MCP server
Bidderops exposes a Model Context Protocol (MCP) server so AI assistants — such as Claude or Cursor — can securely read and act on your bid pipeline on your behalf. Instead of copy-pasting between tools, you can ask your assistant questions like “what deadlines are coming up this week?” and have it answer from live Bidderops data.
How a connection works
The MCP endpoint is an authenticated connection bound to your account. At a high level:
- Your assistant connects to the Bidderops
/mcpendpoint. - Because it is unauthenticated, the server points the assistant at its authorization server (standard OAuth 2.1 discovery).
- The assistant registers itself and opens an authorization page where you log in.
- After you approve, the assistant receives a short-lived access token tied to your session.
- Every tool call the assistant makes runs as you, under the same data isolation that applies in the app — so it can only ever see your organization’s data, and only what your role permits.
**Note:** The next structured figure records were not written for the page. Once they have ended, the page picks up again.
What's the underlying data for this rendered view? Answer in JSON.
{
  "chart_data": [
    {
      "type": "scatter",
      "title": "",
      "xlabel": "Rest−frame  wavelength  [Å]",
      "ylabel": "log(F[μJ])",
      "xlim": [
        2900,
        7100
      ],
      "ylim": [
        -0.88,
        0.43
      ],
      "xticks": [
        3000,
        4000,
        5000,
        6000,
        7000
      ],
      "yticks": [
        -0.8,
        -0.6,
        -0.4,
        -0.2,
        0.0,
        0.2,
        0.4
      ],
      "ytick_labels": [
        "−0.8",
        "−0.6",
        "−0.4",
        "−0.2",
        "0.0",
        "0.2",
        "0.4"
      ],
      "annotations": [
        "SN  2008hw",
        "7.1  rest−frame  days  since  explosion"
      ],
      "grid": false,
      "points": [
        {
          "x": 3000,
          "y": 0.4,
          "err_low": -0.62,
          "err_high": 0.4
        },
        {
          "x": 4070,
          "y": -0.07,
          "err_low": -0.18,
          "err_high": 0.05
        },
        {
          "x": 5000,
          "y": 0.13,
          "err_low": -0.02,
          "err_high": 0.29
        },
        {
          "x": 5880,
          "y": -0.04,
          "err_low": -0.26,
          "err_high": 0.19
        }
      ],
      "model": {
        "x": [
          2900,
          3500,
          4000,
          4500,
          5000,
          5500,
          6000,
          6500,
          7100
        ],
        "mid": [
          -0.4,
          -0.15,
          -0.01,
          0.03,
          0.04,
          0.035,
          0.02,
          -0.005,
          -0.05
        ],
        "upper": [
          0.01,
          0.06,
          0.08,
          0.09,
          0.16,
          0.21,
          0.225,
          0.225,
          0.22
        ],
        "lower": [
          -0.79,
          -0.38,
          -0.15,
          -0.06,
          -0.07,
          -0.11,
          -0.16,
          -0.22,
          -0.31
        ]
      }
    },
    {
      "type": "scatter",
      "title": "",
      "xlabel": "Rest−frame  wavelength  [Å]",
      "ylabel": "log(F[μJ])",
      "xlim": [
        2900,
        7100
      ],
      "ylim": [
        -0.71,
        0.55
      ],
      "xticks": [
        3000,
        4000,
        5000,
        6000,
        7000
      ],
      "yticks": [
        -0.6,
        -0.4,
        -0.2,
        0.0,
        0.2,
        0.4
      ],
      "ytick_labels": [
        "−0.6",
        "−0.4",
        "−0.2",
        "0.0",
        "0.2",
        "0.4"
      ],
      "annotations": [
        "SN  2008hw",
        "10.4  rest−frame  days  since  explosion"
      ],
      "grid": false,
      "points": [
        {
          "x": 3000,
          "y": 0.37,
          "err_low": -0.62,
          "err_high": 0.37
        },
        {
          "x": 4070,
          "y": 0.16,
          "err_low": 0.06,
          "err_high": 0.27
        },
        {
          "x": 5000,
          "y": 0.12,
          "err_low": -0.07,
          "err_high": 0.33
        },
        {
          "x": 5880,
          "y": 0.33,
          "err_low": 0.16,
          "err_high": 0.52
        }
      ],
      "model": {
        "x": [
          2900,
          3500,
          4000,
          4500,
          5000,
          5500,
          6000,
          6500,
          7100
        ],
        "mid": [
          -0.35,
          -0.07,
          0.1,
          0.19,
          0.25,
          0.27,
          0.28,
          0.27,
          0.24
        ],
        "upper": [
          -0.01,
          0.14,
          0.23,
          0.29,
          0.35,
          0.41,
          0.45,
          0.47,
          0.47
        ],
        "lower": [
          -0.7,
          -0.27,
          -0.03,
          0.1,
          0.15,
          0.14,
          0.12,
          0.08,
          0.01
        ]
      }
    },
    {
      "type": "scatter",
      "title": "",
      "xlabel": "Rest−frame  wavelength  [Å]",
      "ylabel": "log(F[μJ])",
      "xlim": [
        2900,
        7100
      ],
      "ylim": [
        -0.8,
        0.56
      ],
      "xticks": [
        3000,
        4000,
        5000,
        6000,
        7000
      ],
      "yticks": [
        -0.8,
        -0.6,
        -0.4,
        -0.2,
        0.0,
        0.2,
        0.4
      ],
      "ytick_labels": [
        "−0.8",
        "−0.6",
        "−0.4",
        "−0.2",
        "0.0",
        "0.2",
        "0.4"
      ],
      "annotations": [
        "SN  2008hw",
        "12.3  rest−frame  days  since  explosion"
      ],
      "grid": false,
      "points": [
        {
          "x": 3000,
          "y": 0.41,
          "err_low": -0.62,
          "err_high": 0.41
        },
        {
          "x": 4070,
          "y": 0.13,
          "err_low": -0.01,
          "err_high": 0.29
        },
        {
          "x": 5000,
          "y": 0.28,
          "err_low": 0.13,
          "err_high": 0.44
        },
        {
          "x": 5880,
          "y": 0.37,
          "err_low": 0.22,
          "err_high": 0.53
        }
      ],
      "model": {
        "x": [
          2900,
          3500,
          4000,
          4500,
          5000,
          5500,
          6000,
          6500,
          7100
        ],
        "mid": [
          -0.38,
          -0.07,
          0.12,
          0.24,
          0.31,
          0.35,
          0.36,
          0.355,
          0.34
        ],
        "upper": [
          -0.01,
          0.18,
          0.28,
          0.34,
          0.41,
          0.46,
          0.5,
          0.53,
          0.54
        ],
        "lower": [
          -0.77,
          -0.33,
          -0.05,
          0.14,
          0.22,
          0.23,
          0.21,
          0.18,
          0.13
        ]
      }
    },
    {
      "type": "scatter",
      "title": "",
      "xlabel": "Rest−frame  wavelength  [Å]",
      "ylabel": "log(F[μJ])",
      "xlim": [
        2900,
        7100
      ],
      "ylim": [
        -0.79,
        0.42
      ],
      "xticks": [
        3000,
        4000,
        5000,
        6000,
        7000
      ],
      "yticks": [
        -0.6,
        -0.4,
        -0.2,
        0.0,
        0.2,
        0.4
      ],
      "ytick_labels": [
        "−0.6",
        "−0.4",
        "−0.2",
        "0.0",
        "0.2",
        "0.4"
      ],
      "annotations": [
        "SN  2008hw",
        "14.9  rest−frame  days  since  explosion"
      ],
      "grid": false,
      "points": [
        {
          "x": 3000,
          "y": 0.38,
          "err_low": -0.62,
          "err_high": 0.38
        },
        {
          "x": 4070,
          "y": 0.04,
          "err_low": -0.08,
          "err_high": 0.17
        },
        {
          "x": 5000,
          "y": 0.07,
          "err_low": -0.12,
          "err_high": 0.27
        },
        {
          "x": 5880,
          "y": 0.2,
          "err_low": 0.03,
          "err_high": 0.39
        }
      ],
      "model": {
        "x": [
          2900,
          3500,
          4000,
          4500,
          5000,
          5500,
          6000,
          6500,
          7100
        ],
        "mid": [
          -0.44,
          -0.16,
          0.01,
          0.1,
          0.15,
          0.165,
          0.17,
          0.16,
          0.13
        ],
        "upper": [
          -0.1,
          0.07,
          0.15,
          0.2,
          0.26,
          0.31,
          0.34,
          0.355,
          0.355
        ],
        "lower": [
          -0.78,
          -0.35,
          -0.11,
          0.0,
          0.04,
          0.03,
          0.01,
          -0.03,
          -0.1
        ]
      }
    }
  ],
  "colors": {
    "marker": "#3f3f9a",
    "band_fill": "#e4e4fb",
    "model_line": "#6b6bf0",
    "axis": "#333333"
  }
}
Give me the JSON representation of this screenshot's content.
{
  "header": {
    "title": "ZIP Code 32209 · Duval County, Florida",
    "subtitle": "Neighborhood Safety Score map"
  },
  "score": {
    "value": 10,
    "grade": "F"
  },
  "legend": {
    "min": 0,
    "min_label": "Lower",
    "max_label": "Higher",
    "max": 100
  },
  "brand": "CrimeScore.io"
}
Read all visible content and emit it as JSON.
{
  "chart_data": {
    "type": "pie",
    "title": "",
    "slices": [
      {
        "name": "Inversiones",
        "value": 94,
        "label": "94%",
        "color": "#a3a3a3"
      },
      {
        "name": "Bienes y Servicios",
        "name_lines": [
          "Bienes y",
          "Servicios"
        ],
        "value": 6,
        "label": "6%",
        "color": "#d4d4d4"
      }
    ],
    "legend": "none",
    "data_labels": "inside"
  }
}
You can review and revoke connected assistants at any time in Settings → Integrations.
Available tools
The server exposes a focused set of read and write tools:
| Tool | What it does |
|---|---|
list_opportunities | List opportunities, optionally filtered by status or text. |
get_opportunity | Fetch one opportunity with its notes, documents, milestones, team members, and outcome. |
upcoming_deadlines | List active opportunities with a submission deadline within the next N days (default 14). |
pipeline_summary | Headline metrics: count by status, open count, open pipeline value, and win rate. |
summarize_losses | Group lost bids by loss reason and collect lessons-learned notes. |
add_note | Add a timestamped note to an opportunity (requires an editor role). |
Reads are available to any role; writes such as add_note require an editor role, and
that boundary is enforced by the database — not just the tool — so a viewer’s assistant
cannot write even if asked to.
Self-hosting the connector
A standalone MCP connector is also available to run yourself, either as a local
subprocess (stdio) or as a small hosted service with the same OAuth flow. See the
project’s docs/mcp-remote.md and mcp/README.md for deployment details.